We all still processing the data coming in from India’s radical experiment with money, and I still think that is way too soon to pass any judgement at all on whether the experiment has been worthwhile or successful, but it is interesting to see some of the immediate effects of the government’s policy of de-monetisation. For example, fish.
Modi’s surprise announcement wiped out 86% of the nation’s currency overnight, leaving the vendors at Panjim’s fish market to suffer heavy losses. “Nobody has cash, so they’re not buying fish.”
The headline, of course, sets up a slightly false dichotomy because the choice facing the Goan fish market traders is not cash or credit card but cash or an electronic substitute for cash. And it gives me an excuse to post a picture of me in Goa, because I just read an article that said that blog posts with pictures have more of an impact than text-only.
A completely irrelevant picture of me in Goa.
Now, as it happens, the local government in Goa have already decided that the future lies beyond cash and very shortly those fish traders (as well as absolutely everybody else) will have a substitute.
From January, Goa’s government has announced that the city will go “cashless”, meaning every street vendor, rickshaw driver and shopkeeper must offer their customers the option to pay using a debit card or mobile phone.
Is it possible to imagine Goans buying fish without cash? Well, yes. Look at Kenya, where there are now more than 33 million mobile money users and 174,000 mobile agent locations. The most recent figures from the Central Bank of Kenya (CBA) show an astonishing trend. From February 2013 until September 2016, the number of monthly M-PESA transactions almost tripled, going from 53 million to 131 million, while the number of card transactions fell from 34 million down to 18 million. Yes, you heard that correctly. While mobile money using was tripling, card use was halving. I am told by reliable sources that one of the key reasons for this, apart from M-PESA being accepted at some 150,000 retail outlets now in a country with only around 10,000 cards terminals, is that when it came time to re-issue EMV cards for Kenyan bank customers, the customers had to go their local branch, with identification, and stand in line to get their new card. Many of them just didn’t bother, especially since they had already started to use mobile money instead of cards.

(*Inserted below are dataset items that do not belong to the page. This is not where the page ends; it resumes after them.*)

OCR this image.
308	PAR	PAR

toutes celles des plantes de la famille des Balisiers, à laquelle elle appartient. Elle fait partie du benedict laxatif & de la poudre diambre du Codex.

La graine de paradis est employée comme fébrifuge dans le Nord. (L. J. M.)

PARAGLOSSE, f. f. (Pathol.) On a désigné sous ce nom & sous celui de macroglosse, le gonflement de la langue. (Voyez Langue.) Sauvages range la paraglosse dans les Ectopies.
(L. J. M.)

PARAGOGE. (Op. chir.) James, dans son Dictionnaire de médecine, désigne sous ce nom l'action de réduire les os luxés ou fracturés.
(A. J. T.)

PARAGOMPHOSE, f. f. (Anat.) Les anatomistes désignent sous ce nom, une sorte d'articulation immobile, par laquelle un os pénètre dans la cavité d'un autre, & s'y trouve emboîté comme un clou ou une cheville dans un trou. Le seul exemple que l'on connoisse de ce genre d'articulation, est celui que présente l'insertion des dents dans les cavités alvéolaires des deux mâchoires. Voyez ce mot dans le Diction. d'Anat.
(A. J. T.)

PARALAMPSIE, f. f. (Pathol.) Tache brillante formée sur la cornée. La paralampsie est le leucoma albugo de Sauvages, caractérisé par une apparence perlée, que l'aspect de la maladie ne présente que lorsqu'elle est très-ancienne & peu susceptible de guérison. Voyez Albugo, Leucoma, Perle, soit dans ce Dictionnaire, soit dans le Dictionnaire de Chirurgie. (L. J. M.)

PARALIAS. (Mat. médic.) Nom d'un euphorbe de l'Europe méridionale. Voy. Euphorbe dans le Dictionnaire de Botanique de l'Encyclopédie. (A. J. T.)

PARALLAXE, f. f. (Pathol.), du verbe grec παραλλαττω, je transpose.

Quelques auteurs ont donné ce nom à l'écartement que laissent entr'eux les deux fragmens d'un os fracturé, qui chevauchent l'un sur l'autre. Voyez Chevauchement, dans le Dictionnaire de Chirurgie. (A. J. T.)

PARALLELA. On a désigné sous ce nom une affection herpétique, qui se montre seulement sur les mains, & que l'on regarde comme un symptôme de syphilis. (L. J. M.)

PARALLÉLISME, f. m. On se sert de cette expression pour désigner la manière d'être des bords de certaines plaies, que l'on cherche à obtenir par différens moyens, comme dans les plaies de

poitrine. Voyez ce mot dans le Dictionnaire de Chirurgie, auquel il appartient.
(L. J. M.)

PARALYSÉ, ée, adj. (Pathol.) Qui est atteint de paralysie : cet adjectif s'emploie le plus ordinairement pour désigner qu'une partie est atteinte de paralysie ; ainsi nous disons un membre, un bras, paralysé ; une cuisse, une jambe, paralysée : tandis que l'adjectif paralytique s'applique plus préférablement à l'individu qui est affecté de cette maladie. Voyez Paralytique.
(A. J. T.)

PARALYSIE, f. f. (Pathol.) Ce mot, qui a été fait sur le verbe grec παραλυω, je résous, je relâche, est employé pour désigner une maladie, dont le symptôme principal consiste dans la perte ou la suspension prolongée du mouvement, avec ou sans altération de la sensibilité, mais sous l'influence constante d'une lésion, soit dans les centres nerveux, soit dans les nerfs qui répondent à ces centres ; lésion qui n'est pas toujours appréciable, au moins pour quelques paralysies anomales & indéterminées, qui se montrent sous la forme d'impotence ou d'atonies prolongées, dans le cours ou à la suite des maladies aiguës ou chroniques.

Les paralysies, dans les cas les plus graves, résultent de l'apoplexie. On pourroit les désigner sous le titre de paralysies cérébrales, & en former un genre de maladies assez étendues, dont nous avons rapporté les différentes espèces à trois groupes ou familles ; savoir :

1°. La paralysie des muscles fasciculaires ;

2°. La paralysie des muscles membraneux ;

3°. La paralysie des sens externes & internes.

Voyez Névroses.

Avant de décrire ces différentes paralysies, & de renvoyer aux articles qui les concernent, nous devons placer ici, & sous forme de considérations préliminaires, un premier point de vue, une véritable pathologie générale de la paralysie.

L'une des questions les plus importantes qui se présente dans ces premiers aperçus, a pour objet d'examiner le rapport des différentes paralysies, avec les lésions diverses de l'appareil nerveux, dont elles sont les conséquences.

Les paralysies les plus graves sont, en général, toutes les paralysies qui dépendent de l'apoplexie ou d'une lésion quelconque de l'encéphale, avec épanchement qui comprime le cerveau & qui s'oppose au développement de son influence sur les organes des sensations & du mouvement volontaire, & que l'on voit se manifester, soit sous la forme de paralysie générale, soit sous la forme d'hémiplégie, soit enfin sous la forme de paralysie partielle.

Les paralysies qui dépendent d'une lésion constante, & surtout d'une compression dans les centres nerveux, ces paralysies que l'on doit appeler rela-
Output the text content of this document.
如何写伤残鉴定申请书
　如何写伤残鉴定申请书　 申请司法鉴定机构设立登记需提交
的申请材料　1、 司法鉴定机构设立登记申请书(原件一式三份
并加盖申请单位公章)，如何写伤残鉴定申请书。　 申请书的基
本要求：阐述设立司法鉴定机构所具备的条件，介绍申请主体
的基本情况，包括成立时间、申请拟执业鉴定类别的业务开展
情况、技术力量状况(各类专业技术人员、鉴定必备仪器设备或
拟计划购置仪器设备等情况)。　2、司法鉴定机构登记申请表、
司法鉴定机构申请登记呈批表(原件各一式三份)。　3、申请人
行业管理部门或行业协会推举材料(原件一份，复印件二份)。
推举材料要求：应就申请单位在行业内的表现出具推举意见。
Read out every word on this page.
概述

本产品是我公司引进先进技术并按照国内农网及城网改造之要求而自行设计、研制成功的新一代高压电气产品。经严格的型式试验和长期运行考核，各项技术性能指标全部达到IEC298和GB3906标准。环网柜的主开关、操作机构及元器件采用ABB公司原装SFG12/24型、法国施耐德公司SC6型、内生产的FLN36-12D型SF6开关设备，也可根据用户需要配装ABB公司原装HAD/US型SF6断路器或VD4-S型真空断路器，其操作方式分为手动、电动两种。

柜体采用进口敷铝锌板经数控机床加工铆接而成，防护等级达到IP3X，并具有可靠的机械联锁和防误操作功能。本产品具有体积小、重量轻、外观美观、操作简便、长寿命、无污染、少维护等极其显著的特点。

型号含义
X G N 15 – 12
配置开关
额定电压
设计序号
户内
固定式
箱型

Central Bank of Kenya statistics show a decline in the use of credit and debit cards, despite the number of Kenyans holding them rising.
Anyway, the point is that an astonishing 96% of Kenya household now have at least one M-PESA user. That means, to all intents and purposes, that mobile money is an alternative to cash. That’s not to say that the cards guys are taking it laying down. They can read the papers just as well as I can, and so they have begun to look at alternatives to the dip, tap or swipe at point of sale and are investigating more mobile-centric alternatives.
Visa, has entered into partnership with Ecobank, to roll out “mVisa,” an innovative mobile payment service in 33 African markets by year-end. Mvisa enables consumers to pay for goods and services for their everyday expenses from groceries to taxi services by simply scanning a QR code on a smart phone or entering a merchant identification number into their feature phones
From Mobile Money Africa
The Kenyan banks are also preparing to launch an instant payments switch so that Kenyans with bank accounts can send money to one another instantly using their mobile phones so at some point in 2017 there will be bank-account, payment-account and card-account competition in the marketplace, which should be great for users.
The Kenya Bankers Association (KBA) yesterday unveiled Integrated Payments Service Limited (IPSL) — the company that will facilitate direct transfer of money between banks without going through M-Pesa.
The M-PESA figures are fascinating and they show just how effective a mobile solution can be. So how come India didn’t have this kind of mobile infrastructure in place before the government decided to de-monetise. It’s not because Indians don’t have phones, don’t have entrepreneurs, don’t have programmers and don’t have users who would prefer mobile solutions. They have all of these. What they didn’t have, until recently, was a regulatory platform to build on. This began to change last year when the RBI licensed 11 “payment banks” to provide competition and the National Payment Corporation of India launched their Universal Payment Interface (UPI). I said at the time that I thought these moves would grow the sector.
I am sure that the competition and innovation that these non-banks will bring to the Indian market will lead to a pretty rapid increase in the use of mobile financial services there
Mobile is the future of fish purchases as far as I can see. The most commonly used mobile wallet in India, Paytm, saw its volumes pretty much double (to around 7m transactions per day) following the withdrawal of the bank notes and I’m sure new services from the payment banks will help such mobile plays to continue to grow. However, the first of those payment banks only went in to operation about a week before the de-monetisation so they didn’t really have much of chance to make an impact. Hence my thinking that it may have been better for India to have waiting until the more flexible regulatory regime had begun bear fruit before. I’m going to blog in more detail about the Indian experiment as more data comes in, but I just wanted to put down a marker here to make the point that given the appropriate regulatory infrastructure I think that the evidence is clear that mobile phones do indeed provide a viable alternative to cash.